Broadband photon-photon interactions mediated by cold atoms in a photonic crystal fiber

TL;DR

This paper theoretically demonstrates how cold atoms in a photonic crystal fiber can induce controllable photon-photon attraction and bunching over large frequency ranges, with potential applications in quantum optics.

Contribution

It introduces a novel mechanism for photon-photon interactions mediated by cold atoms in a photonic crystal fiber, including analytical insights and experimental relevance.

Findings

Photon-photon bunching occurs over tens of GHz.

Atomic saturation induces effective photon attraction.
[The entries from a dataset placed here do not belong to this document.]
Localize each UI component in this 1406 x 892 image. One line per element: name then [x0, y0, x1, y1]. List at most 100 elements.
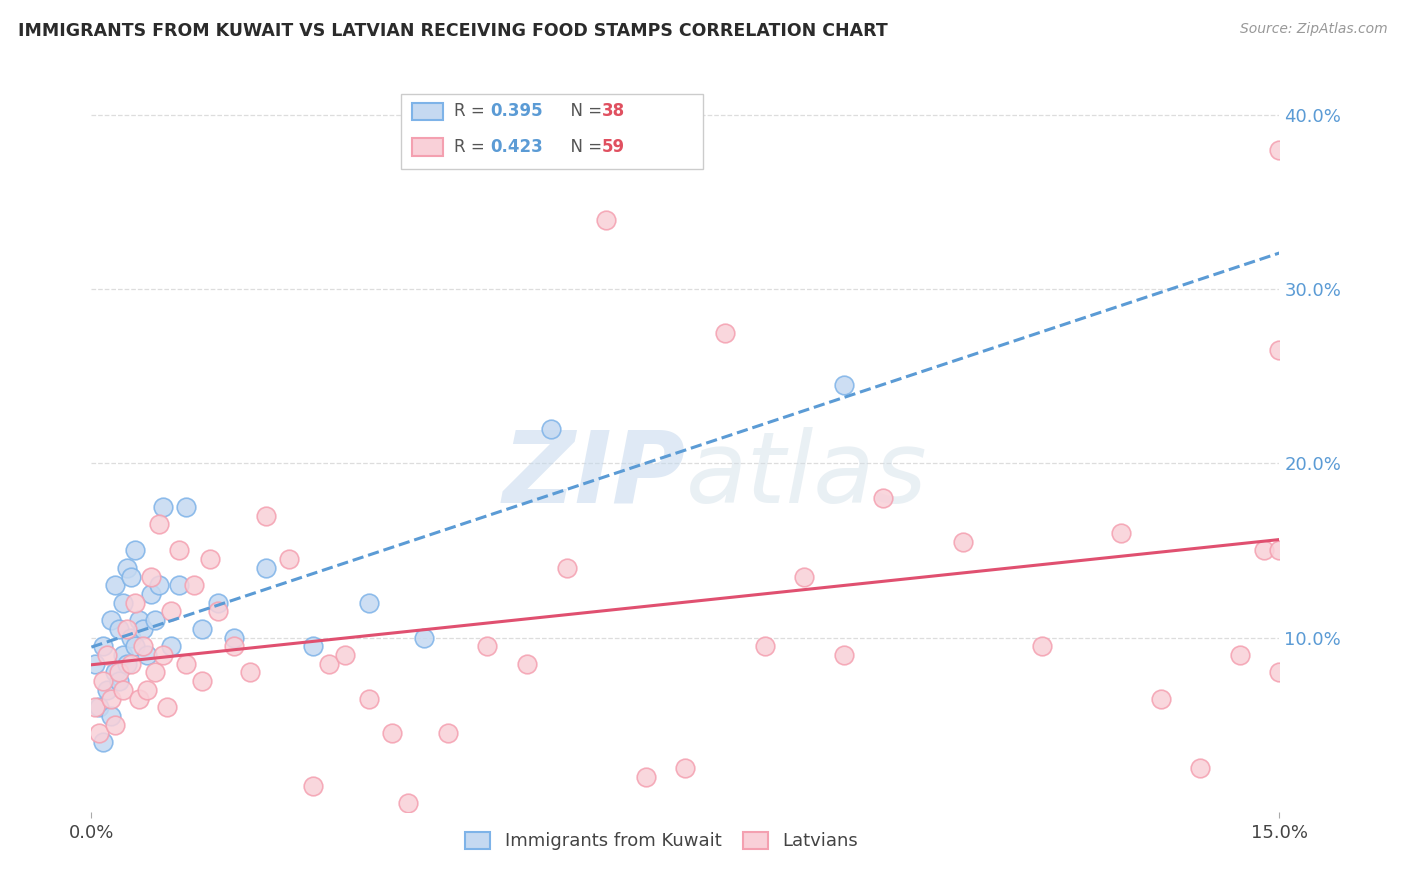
- Point: [1109, 526, 1132, 541]
- Point: [634, 770, 657, 784]
- Point: [302, 640, 325, 654]
- Point: [333, 648, 356, 662]
- Point: [516, 657, 538, 671]
- Point: [239, 665, 262, 680]
- Point: [952, 534, 974, 549]
- Point: [124, 640, 146, 654]
- Point: [128, 613, 150, 627]
- Point: [112, 682, 135, 697]
- Text: IMMIGRANTS FROM KUWAIT VS LATVIAN RECEIVING FOOD STAMPS CORRELATION CHART: IMMIGRANTS FROM KUWAIT VS LATVIAN RECEIV…: [18, 22, 889, 40]
- Point: [156, 700, 179, 714]
- Point: [278, 552, 301, 566]
- Point: [254, 508, 277, 523]
- Point: [148, 517, 170, 532]
- Point: [115, 622, 138, 636]
- Point: [132, 622, 155, 636]
- Point: [143, 613, 166, 627]
- Point: [191, 674, 214, 689]
- Point: [108, 665, 131, 680]
- Point: [104, 717, 127, 731]
- Point: [436, 726, 458, 740]
- Point: [159, 640, 181, 654]
- Point: [222, 640, 245, 654]
- Point: [555, 561, 578, 575]
- Text: 38: 38: [602, 103, 624, 120]
- Point: [135, 682, 157, 697]
- Text: 0.395: 0.395: [491, 103, 543, 120]
- Point: [84, 657, 107, 671]
- Legend: Immigrants from Kuwait, Latvians: Immigrants from Kuwait, Latvians: [457, 824, 866, 857]
- Point: [1229, 648, 1251, 662]
- Point: [100, 691, 122, 706]
- Point: [104, 578, 127, 592]
- Text: Source: ZipAtlas.com: Source: ZipAtlas.com: [1240, 22, 1388, 37]
- Point: [139, 569, 162, 583]
- Point: [357, 596, 380, 610]
- Point: [793, 569, 815, 583]
- Point: [96, 648, 118, 662]
- Point: [1268, 343, 1291, 358]
- Point: [91, 735, 114, 749]
- Point: [148, 578, 170, 592]
- Point: [176, 500, 198, 514]
- Point: [128, 691, 150, 706]
- Point: [176, 657, 198, 671]
- Point: [302, 779, 325, 793]
- Point: [91, 640, 114, 654]
- Point: [159, 604, 181, 618]
- Text: 59: 59: [602, 138, 624, 156]
- Point: [152, 648, 174, 662]
- Text: N =: N =: [560, 138, 607, 156]
- Text: ZIP: ZIP: [502, 426, 685, 524]
- Point: [207, 604, 229, 618]
- Point: [120, 569, 142, 583]
- Point: [381, 726, 404, 740]
- Point: [152, 500, 174, 514]
- Point: [139, 587, 162, 601]
- Point: [124, 596, 146, 610]
- Point: [112, 648, 135, 662]
- Point: [832, 648, 855, 662]
- Point: [167, 578, 190, 592]
- Point: [84, 700, 107, 714]
- Point: [714, 326, 737, 340]
- Point: [112, 596, 135, 610]
- Point: [115, 657, 138, 671]
- Point: [540, 421, 562, 435]
- Point: [254, 561, 277, 575]
- Point: [167, 543, 190, 558]
- Point: [318, 657, 340, 671]
- Point: [1253, 543, 1275, 558]
- Point: [108, 674, 131, 689]
- Point: [89, 700, 111, 714]
- Point: [872, 491, 894, 506]
- Point: [673, 761, 696, 775]
- Point: [124, 543, 146, 558]
- Point: [1268, 665, 1291, 680]
- Text: 0.423: 0.423: [491, 138, 544, 156]
- Text: N =: N =: [560, 103, 607, 120]
- Point: [1189, 761, 1212, 775]
- Point: [477, 640, 499, 654]
- Point: [207, 596, 229, 610]
- Point: [1268, 143, 1291, 157]
- Point: [198, 552, 221, 566]
- Point: [191, 622, 214, 636]
- Point: [100, 613, 122, 627]
- Text: R =: R =: [454, 103, 491, 120]
- Point: [108, 622, 131, 636]
- Point: [1268, 543, 1291, 558]
- Point: [120, 631, 142, 645]
- Point: [100, 709, 122, 723]
- Point: [183, 578, 205, 592]
- Point: [115, 561, 138, 575]
- Point: [89, 726, 111, 740]
- Point: [120, 657, 142, 671]
- Point: [595, 212, 617, 227]
- Point: [132, 640, 155, 654]
- Point: [357, 691, 380, 706]
- Point: [96, 682, 118, 697]
- Point: [143, 665, 166, 680]
- Point: [135, 648, 157, 662]
- Point: [396, 796, 419, 810]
In-gap bound states exhibit even stronger correlations.

Abstract

We demonstrate theoretically that photon-photon attraction can be engineered in the continuum of scattering states for pairs of photons propagating in a hollow-core photonic crystal fiber filled with cold atoms. The atoms are regularly spaced in an optical lattice configuration and the photons are resonantly tuned to an internal atomic transition. We show that the hard-core repulsion resulting from saturation of the atomic transitions induces bunching in the photonic component of the collective atom-photon modes (polaritons). Bunching is obtained in a frequency range as large as tens of GHz, and can be controlled by the inter-atomic separation. We provide a fully analytical explanation for this phenomenon by proving that correlations result from a mismatch of the quantization volumes for atomic excitations and photons in the continuum. Even stronger correlations can be observed for in-gap two-polariton bound states. Our theoretical results use parameters relevant for current experiments with Rb atoms excited on the D2-line.